Le peintre a pâli. Ses lèvres minces se sont légèrement crispées.

— Oui, j’étais là. L’échelle a été prise chez M. des Aubiers et elle y a été rapportée. L’homme qui a volé a passé près de moi. Il y avait un peu de lune.

— Alors tu l’as vu ?

Pierre n’hésita pas. Avec un courage au-dessus de son âge, d’une voix dure, il répondit nettement.

— Oui.

Ce si simple mot tomba très lourd, comme un arrêt, dans le silence froid.

— Ah… tu sais qui c’est… tu es sûr, balbutia le peintre de plus en plus pâle.

Mais, comme une bête traquée qui cherche les issues, il réfléchit, il insinua :

— Écoute, Pierre, je ne voudrais accuser personne, mais j’ai entendu raconter que M. des Aubiers avait besoin d’argent, qu’il était à la merci des usuriers.

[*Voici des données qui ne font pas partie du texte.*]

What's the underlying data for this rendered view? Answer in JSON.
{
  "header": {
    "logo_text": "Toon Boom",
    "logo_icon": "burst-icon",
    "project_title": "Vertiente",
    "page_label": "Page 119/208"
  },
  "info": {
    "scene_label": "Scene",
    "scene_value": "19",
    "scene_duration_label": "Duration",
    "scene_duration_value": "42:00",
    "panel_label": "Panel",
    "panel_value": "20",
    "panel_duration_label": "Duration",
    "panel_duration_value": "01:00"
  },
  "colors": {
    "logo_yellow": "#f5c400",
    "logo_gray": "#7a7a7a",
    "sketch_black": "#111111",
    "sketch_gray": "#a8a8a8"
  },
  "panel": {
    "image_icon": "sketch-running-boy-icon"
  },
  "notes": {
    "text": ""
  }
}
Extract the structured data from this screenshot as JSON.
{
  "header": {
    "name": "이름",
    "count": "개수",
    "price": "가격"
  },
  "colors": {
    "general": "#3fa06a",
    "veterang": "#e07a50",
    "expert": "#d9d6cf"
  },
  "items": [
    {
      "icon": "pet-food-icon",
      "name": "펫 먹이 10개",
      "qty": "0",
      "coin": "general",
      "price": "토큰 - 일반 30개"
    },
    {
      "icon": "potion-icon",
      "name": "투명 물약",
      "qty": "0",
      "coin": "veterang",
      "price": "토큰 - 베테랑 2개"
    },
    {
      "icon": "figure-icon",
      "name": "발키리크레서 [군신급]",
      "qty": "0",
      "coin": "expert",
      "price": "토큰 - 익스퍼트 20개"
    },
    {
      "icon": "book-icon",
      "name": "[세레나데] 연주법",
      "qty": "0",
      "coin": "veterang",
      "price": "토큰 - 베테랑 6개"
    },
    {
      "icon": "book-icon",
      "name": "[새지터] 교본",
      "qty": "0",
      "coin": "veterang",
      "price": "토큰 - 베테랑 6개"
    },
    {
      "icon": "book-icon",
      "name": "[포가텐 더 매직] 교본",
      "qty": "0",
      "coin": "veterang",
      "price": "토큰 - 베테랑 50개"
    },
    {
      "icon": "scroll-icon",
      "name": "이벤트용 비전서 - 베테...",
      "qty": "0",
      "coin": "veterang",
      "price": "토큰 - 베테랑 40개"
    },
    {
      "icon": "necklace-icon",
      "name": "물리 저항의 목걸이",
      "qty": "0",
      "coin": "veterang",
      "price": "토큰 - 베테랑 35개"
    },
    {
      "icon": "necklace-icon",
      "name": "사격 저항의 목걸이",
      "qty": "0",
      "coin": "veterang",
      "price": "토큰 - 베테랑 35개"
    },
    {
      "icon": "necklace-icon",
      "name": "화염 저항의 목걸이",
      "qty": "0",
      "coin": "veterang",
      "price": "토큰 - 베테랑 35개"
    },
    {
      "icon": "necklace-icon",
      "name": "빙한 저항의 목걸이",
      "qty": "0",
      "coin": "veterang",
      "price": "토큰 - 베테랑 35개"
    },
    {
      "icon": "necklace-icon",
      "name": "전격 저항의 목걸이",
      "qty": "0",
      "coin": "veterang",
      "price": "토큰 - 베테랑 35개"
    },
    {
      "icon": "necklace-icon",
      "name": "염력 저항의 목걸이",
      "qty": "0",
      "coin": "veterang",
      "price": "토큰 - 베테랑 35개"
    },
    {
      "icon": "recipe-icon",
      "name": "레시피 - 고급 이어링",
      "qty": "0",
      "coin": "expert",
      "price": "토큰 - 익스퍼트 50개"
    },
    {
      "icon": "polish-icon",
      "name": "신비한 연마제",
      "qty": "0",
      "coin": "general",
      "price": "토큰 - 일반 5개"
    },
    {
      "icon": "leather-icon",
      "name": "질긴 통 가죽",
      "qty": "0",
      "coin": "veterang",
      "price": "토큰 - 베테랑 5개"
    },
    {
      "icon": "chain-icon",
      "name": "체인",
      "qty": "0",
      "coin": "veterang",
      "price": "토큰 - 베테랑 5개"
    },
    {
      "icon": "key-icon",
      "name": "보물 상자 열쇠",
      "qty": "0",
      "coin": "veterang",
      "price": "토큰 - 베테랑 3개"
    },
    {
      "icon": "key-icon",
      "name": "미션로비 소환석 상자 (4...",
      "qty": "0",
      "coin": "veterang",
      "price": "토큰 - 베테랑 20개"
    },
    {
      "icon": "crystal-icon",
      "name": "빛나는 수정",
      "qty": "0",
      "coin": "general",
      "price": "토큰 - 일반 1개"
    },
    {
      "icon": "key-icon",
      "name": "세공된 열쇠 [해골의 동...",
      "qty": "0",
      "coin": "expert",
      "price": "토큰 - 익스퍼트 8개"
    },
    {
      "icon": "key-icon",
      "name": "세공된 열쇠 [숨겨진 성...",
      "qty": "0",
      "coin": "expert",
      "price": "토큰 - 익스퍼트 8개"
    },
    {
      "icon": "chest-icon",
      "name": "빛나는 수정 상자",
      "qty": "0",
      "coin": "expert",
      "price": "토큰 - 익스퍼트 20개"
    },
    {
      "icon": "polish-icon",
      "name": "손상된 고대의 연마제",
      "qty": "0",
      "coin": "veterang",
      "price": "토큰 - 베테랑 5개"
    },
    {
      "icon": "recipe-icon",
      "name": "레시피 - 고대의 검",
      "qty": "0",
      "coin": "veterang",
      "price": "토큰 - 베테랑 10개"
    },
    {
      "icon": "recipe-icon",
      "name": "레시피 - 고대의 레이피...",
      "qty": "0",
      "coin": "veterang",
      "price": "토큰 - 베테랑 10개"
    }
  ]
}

Il connaissait bien les habitudes de Folette, tu sais. As-tu vu comment le voleur était vêtu ?

— Oui. On a pris les habits de M. des Aubiers, mais je sais que ce n’était pas lui, je le sais, vous m’entendez bien ? Ce qu’il y a de plus abominable, c’est que le voleur a profité de la situation pour faire retomber l’accusation sur un innocent.

Bucaille réfléchit encore, puis il haussa les épaules, et d’un air détaché :

— Ça se peut, après tout. Ce n’est pas mes affaires.

Et il boucla sa valise en affectant un air d’indifférence. Pierre se dirigea vers un lourd cordon de sonnette de laine effilochée qui pendait à côté des rideaux d’andrinople rouge entourant le pauvre lit d’auberge.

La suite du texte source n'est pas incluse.